Introduced in July 2021, RPS 250 allowed potentially hazardous ‘amber’ waste wood items from the construction and demolition waste stream to be moved and processed as non-hazardous while testing was carried out.
This was removed on 1 September after testing found that only ten waste wood items from pre-2007 buildings can no longer be processed as non-hazardous, unless sent off for a test (see letsrecycle.com story).
The items impacted by the removal of the RPS are: Barge boards, external fascia, soffit boards, external joinery, external doors, roof timber, tiling cladding, tiling battens, timber frames and timber joists.
Confusion
In a statement earlier however, the WRA said confusion over the removal of RPS 250 means that some waste processors are charging more than necessary to take waste wood from home refurbishments and in some cases have stopped taking it altogether.

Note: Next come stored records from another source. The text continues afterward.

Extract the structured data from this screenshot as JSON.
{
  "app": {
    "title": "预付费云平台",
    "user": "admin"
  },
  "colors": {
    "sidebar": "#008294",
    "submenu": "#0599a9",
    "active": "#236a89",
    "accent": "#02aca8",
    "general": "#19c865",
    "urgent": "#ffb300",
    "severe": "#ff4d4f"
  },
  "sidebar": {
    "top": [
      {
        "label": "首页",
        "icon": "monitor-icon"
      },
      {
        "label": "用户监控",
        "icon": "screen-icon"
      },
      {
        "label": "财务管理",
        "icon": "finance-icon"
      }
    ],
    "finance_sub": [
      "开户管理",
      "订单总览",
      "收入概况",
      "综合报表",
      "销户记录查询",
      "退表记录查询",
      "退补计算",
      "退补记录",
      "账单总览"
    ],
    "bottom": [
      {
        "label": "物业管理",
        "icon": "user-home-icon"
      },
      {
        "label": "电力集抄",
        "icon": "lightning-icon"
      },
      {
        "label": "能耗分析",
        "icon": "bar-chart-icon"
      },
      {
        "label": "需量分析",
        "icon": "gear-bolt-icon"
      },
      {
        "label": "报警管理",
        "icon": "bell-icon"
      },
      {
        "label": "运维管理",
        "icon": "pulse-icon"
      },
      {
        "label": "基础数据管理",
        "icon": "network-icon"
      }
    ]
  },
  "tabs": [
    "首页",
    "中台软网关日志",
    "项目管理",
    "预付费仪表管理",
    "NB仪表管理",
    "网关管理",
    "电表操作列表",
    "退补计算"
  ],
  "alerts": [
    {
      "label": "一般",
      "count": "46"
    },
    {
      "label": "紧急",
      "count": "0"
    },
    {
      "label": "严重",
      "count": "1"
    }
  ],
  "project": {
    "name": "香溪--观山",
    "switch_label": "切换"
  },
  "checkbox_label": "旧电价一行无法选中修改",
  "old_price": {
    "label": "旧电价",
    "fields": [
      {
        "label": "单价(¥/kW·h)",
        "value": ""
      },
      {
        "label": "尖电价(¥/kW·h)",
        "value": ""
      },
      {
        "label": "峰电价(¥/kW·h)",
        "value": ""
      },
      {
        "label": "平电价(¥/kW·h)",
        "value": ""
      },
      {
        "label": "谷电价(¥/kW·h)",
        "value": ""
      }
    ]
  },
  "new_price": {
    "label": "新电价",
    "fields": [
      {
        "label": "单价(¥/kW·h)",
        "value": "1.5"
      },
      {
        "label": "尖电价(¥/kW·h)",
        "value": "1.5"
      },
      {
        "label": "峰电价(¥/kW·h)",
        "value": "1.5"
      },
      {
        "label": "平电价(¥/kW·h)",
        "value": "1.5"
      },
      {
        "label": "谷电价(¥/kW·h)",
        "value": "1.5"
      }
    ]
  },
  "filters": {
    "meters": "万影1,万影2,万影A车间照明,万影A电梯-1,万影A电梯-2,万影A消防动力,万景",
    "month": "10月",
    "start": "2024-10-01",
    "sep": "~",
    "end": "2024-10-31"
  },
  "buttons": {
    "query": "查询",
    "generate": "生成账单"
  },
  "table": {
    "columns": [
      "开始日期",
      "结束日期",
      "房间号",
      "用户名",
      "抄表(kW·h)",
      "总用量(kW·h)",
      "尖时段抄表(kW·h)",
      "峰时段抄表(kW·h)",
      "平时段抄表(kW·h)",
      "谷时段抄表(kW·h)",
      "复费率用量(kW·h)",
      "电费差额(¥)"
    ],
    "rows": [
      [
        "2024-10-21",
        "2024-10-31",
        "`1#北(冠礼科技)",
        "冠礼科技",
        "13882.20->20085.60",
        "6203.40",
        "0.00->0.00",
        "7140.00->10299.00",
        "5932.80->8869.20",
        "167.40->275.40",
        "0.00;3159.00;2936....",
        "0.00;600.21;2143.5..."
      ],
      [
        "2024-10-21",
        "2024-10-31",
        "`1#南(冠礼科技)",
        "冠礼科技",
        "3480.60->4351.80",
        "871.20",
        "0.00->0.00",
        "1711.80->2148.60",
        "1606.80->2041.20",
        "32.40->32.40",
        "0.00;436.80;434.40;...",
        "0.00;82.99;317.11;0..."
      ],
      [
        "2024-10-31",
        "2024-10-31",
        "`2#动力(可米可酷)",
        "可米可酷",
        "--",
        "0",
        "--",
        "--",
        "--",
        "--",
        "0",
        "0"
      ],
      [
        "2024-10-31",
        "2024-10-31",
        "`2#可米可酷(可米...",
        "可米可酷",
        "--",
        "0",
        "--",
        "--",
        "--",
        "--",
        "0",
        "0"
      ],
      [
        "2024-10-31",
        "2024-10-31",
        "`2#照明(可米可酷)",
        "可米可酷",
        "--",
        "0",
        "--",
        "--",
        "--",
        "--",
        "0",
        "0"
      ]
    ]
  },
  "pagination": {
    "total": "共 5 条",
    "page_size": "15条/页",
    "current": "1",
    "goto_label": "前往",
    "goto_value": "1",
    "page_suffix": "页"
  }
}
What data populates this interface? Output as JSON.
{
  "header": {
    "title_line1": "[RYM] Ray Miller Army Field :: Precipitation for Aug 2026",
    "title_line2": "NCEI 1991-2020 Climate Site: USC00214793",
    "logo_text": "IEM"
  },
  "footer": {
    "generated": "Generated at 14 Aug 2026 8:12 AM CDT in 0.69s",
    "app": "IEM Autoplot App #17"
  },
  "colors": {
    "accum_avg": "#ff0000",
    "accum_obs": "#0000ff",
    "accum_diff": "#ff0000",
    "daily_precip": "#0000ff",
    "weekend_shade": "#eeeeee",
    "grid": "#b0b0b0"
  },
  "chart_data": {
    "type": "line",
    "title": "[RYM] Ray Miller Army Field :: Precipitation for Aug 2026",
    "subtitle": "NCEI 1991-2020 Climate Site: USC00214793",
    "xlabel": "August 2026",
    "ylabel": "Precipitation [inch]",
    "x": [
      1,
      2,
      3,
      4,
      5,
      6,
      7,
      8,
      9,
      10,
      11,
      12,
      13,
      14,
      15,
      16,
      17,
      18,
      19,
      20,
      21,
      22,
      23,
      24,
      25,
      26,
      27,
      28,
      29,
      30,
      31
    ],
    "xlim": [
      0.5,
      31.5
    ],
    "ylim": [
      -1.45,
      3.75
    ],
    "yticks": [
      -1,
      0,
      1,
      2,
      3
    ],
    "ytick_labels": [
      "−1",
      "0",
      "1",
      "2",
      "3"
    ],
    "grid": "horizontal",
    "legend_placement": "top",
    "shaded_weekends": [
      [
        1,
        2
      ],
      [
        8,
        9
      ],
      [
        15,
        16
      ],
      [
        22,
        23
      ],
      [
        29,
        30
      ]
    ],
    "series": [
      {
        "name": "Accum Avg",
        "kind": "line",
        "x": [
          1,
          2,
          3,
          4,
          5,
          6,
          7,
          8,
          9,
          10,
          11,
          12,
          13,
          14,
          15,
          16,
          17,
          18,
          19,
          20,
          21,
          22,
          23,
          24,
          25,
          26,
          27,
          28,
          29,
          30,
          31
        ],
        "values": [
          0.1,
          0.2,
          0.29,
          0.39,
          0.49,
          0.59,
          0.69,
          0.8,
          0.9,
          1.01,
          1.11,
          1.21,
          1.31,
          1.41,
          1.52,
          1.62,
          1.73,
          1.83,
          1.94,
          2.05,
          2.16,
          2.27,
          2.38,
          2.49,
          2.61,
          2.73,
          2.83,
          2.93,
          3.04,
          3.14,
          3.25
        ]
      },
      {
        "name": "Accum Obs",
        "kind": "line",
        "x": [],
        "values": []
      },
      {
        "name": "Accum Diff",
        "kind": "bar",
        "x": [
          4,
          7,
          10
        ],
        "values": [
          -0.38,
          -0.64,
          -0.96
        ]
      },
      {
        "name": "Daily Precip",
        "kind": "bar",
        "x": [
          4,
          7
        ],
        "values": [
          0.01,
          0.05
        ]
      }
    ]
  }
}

The association, which represents more than 90% of the UK market, has now highlighted that the regulatory change only impacts “a very small amount of material which through testing can be reduced even further and should not cause major disruption to operations”.
According to the WRA, householders who are responsible for their own renovation waste wood are not impacted by the regulatory change and can continue to take material to their local household waste recycling centres as normal.
However, if they use a third party contractor to handle renovation wood waste then these contractors must update their procedures and protocols following the removal of the RPS.
We are talking about a very small quantity of material
- Vicki Hughes, WRA
List
The Association has been pushing to reduce the list of ten items even further and is urging businesses to send samples off for testing and feed those results back to the WRA. The association noted that this would allow it to put the case to the Environment Agency that some, or all of these items are still non-hazardous and therefore can be removed from the list.
The WRA has further emphasised that the change “only relates to a very small quantity of wood with invisible treatments from buildings built between 1950 and 2007 and does not include painted wood or that with obvious hazardous treatments like creosote”.
Vicki Hughes, technical lead on the WRA board, said: “We are talking about a very small quantity of material from a very specific time frame, which is quite hard to find. We understand that some processors are getting confused about how much is involved and are charging excessive additional costs for disposal or testing.
“We are concerned that this could lead to good wood being sent needlessly for hazardous waste disposal and artificially inflate the UK’s hazardous waste wood figures.”
The WRA added that it has been feeding its concerns back to the Environment Agency and has been having constructive discussions to ensure compliance, whilst maintaining a practical and measured response to the changes.